Tenho convicção que as loterias são a grande referência e o termo de comparação para qualquer movimento de abertura do mercado brasileiro de jogos de azar. A partir do que estiver sendo praticado nas loterias federais, em relação aos requisitos regulatórios, que são segurança, integridade, fiscalização e controle, prevenção a fraudes, jogo responsável e prevenção à lavagem de dinheiro, é que teremos o patamar mínimo para que se possa avaliar e discutir a expansão de jogos de azar no Brasil. E, seguramente, a SECAP terá um papel de protagonismo nesse contexto.

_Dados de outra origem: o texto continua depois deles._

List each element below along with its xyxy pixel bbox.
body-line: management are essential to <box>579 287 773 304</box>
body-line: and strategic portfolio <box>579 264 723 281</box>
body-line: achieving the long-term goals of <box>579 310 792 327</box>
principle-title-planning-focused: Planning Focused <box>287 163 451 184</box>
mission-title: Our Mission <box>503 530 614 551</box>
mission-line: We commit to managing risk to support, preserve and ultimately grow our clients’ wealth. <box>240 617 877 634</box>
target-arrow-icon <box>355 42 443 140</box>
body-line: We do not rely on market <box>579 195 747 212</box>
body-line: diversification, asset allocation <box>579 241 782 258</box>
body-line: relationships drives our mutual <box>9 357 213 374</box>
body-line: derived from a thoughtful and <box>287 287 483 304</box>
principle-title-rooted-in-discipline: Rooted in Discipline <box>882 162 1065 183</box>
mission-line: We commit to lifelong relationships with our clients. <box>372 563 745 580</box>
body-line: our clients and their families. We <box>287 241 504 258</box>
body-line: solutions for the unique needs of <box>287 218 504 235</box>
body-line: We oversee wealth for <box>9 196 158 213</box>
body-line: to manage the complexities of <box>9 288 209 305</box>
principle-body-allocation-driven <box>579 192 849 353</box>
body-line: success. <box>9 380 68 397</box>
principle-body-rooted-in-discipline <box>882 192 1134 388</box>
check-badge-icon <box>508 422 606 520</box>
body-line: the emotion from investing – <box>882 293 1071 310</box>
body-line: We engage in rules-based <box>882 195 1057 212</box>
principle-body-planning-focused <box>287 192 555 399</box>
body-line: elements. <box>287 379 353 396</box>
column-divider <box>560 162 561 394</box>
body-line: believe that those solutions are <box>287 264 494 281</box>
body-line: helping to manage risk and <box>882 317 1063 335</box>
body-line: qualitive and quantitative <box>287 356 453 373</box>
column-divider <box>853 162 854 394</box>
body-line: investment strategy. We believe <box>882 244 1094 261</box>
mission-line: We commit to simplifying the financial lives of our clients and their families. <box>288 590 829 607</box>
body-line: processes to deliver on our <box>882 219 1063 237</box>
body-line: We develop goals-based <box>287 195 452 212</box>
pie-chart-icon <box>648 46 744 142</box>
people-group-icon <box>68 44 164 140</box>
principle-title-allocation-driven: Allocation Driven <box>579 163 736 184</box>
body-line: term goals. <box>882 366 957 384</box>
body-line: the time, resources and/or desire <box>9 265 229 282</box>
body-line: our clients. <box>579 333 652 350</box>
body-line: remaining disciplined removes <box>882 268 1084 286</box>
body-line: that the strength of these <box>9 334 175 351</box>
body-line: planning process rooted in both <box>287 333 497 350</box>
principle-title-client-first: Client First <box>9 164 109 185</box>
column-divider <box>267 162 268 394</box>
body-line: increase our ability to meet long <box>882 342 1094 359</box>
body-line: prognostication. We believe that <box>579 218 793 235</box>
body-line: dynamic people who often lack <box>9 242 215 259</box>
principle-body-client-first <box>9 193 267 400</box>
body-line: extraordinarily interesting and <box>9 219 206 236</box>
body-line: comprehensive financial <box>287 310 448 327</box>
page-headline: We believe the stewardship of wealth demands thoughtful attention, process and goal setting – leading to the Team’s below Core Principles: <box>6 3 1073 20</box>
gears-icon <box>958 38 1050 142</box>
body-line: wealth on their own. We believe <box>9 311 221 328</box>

Como economista, quais benefícios você acha que essa indústria trará em termos tributários para o Estado brasileiro? Como você estima que as empresas internacionais poderão ingressar e investir neste grande mercado?
A partir da experiência das Loterias Federais, é importante destacar a potência fiscal advinda de loterias e demais jogos de azar. Na evolução do setor que estamos perseguindo, com as Apostas de Quota Fixa e a LOTEX, isso ficará mais evidente, com recursos a serem auferidos pela União na condição de outorgas ou licenças, a depender da modelagem das concessões. Por fim, além dos recursos diretos gerados ao Estado brasileiro, a expansão do mercado nacional de loterias possui uma alta atratividade para fortes investidores, que hoje atuam nos grandes mercados internacionais e que por diversas ocasiões manifestaram interesse no mercado brasileiro. Com isso, entendemos que será consequência natural da expansão do setor de loterias e, eventualmente, dos jogos de azar no Brasil, se essa for a decisão do Congresso Nacional e da sociedade brasileira, a reversão de valores consideráveis para a sociedade, por meio dos repasses sociais, além de um crescimento dos atores envolvidos na operação de loterias, trará consigo o aumento da oferta emprego e incremento de renda para a população do país.